The learned counsel for the opposite parties has been unable to seriously challenge the above authorities cited before this Court. There is no doubt at all in my mind that the above rulings have laid down the law correctly. In the present case, there is no evidence on record to show that any fraud had in fact been played upon the Court and, therefore, the learned Additional Commissioner had no jurisdiction to set aside the compromise decree on the ground that the compromise was fraudulent. On the other hand, the said compromise is signed by Bhagwati Singh, the Sanad-holder as well as by Hira Singh and Vikramajeet Singh the objectors, and the parties concerned have been duly identified by the responsible Advocates who were counsels for the parties appearing in the Court.

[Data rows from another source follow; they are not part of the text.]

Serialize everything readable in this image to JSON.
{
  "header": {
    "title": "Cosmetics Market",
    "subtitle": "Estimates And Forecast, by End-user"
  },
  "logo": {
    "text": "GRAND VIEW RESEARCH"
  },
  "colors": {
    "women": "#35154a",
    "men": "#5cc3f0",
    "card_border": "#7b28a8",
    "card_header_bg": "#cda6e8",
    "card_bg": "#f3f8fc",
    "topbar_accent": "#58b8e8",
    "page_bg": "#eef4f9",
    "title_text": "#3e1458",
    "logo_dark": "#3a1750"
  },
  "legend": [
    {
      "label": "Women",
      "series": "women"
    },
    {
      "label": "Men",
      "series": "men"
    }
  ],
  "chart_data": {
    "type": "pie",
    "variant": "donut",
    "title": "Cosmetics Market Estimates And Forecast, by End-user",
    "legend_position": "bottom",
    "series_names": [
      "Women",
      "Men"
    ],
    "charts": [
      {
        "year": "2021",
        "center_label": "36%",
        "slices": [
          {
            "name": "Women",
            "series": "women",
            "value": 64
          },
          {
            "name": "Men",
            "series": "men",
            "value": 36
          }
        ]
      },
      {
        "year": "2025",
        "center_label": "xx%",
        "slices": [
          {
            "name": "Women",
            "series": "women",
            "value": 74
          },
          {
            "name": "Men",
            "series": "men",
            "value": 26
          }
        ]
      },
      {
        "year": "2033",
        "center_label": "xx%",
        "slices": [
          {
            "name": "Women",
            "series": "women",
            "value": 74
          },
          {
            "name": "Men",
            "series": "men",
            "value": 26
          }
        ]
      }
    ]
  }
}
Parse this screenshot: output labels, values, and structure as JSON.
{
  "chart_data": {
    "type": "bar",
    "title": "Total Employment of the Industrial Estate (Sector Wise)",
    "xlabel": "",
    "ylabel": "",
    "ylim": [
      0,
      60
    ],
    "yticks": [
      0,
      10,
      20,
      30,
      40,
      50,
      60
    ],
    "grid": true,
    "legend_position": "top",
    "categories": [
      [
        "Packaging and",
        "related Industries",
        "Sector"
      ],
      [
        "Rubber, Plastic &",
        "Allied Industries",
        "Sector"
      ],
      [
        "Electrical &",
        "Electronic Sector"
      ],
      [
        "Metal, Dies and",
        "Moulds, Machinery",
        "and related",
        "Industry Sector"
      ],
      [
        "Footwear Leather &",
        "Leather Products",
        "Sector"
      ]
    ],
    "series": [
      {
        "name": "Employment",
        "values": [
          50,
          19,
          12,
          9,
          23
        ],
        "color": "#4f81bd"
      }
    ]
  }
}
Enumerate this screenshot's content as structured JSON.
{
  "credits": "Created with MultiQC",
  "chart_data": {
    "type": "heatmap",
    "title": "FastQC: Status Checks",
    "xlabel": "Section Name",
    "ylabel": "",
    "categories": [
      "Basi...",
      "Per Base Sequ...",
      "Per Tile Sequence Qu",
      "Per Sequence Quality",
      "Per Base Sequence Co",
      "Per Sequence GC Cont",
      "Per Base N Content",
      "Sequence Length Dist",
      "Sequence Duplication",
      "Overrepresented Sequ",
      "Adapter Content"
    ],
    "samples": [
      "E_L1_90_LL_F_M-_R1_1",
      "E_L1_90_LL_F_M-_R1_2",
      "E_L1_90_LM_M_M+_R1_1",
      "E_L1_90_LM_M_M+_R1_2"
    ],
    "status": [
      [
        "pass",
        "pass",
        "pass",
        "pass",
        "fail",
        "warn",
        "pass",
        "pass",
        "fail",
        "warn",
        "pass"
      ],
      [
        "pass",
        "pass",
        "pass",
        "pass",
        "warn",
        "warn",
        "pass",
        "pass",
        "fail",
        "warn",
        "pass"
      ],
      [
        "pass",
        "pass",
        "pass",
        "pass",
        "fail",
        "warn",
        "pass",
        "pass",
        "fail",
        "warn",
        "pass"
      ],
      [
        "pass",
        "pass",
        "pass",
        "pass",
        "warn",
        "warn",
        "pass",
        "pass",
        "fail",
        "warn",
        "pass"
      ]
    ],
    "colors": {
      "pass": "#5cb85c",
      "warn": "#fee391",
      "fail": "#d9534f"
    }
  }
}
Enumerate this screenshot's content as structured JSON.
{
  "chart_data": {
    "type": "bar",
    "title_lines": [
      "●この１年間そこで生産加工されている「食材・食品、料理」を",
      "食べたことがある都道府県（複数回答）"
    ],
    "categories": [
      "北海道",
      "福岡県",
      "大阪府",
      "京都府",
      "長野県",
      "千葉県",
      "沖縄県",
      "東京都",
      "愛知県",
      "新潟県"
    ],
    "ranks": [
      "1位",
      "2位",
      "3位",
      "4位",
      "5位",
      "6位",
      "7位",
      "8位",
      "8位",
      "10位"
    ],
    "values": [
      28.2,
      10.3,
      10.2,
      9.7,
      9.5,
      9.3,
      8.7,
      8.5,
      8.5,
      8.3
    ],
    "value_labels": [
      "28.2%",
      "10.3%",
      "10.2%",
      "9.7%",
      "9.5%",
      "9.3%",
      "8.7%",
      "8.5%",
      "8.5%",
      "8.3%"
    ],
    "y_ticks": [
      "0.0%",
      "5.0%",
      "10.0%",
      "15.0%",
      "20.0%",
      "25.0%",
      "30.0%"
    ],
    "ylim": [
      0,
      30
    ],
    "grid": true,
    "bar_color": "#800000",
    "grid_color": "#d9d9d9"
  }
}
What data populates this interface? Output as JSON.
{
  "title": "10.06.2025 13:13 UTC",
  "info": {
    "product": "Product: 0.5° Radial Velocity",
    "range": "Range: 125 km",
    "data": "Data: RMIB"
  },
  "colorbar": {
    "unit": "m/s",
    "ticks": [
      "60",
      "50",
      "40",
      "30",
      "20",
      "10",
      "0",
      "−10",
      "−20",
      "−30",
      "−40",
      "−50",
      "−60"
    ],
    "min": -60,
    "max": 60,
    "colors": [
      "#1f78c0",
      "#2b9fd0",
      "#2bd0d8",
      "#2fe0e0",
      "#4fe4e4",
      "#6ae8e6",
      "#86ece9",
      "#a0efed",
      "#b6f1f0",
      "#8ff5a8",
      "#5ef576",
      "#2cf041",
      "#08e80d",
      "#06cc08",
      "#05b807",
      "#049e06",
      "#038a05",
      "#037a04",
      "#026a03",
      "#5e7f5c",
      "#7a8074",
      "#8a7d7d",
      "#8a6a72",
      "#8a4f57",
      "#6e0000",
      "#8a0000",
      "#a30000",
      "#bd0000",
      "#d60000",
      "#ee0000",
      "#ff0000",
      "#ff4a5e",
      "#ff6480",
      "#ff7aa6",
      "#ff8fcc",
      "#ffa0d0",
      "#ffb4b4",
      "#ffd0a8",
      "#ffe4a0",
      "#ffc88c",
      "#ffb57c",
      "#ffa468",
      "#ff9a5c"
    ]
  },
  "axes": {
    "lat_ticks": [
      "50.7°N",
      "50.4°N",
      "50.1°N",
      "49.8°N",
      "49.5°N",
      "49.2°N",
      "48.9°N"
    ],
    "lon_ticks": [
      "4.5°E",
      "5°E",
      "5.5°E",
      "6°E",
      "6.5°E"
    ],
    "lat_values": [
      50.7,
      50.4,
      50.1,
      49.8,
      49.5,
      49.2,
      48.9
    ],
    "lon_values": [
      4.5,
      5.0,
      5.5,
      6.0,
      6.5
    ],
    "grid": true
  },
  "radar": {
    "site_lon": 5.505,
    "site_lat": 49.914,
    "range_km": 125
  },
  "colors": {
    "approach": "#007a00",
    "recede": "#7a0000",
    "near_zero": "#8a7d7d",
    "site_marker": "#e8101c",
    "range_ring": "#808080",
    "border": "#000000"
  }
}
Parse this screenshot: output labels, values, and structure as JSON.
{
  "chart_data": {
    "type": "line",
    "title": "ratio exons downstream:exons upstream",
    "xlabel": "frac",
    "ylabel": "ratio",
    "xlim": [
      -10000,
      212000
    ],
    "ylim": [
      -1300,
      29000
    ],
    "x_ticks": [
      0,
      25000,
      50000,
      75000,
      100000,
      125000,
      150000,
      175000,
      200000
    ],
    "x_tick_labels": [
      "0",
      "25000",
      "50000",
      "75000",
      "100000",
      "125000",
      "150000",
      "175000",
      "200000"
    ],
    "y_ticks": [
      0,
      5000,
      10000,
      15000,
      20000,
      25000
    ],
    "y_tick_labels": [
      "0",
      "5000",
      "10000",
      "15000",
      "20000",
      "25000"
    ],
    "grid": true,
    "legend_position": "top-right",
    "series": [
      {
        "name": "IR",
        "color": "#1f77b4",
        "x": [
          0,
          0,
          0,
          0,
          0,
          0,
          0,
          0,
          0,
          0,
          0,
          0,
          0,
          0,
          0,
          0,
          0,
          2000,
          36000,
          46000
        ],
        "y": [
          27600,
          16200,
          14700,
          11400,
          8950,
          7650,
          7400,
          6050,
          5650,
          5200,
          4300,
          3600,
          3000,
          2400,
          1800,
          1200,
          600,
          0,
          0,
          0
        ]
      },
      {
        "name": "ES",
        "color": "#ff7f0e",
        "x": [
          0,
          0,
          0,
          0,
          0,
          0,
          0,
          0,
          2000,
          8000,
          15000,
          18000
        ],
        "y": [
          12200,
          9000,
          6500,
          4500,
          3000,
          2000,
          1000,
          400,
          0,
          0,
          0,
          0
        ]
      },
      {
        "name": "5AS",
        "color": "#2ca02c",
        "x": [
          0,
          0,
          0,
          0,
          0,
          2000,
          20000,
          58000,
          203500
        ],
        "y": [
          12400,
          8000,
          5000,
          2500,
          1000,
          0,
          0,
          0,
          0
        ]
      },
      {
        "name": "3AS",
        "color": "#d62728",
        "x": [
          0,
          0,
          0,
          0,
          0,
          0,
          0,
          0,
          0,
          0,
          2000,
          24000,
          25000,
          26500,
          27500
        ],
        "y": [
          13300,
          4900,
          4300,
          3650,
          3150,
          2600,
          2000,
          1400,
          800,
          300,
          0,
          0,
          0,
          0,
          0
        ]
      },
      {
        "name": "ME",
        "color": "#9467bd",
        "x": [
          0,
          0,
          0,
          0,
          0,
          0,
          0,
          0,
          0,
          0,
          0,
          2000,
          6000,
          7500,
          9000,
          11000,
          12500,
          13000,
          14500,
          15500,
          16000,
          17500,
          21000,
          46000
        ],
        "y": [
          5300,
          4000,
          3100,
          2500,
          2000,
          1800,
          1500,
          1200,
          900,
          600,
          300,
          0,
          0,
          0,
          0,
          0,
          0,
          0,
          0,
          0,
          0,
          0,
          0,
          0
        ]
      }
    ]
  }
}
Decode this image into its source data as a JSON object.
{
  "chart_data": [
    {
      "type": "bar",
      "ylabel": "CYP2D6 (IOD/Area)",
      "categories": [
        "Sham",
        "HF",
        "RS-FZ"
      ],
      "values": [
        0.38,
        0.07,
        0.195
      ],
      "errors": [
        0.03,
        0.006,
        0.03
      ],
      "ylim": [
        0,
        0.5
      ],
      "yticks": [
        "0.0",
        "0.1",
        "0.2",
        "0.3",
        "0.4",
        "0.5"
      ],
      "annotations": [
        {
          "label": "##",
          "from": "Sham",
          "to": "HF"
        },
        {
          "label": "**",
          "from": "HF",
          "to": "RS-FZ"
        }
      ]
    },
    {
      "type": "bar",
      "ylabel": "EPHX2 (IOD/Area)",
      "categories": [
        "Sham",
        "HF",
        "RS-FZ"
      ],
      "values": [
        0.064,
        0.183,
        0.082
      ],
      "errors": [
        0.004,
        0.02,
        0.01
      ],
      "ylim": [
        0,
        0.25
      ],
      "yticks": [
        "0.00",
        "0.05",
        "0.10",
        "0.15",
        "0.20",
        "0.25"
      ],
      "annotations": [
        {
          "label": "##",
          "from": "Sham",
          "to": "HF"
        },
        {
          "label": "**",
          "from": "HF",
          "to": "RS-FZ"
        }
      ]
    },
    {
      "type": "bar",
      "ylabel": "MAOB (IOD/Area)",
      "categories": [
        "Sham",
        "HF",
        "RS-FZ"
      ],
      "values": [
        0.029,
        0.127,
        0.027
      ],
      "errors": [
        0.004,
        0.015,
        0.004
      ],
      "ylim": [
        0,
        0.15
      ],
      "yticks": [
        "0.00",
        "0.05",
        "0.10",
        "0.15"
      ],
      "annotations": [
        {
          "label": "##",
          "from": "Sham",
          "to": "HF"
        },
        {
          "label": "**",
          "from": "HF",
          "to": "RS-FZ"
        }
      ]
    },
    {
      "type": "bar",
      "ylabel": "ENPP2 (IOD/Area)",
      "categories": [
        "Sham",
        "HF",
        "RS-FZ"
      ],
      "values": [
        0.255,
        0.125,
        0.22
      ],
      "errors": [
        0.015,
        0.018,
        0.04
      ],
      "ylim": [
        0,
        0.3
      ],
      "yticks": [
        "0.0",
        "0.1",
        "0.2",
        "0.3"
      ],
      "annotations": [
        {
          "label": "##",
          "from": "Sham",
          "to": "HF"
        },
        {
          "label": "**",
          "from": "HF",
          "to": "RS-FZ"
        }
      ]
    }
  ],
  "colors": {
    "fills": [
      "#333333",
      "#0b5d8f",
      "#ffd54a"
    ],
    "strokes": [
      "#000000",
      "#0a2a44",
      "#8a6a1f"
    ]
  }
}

The appeal having been decided in terms of the compromise, the compromise could be challenged in the civil Court by either of the parties. As Ram Vad Singh, Ram Adhar Singh and Ram Sunder Singh were merely transferees, the compromise made by the transfer or Bhagwati Singh, who was the Sanad-holder, was binding on them. It was not open to Ram Yad Singh, etc. to challenge the compromise decree under Section 151, C.P.C. nor was it open to the learned Additional Commissioner to set aside the compromise decree under Section 151, C.P.C. 9. The result is that I hereby allow this revision and set aside the impugned order of the learned Additional Commissioner dated January 28, 1972.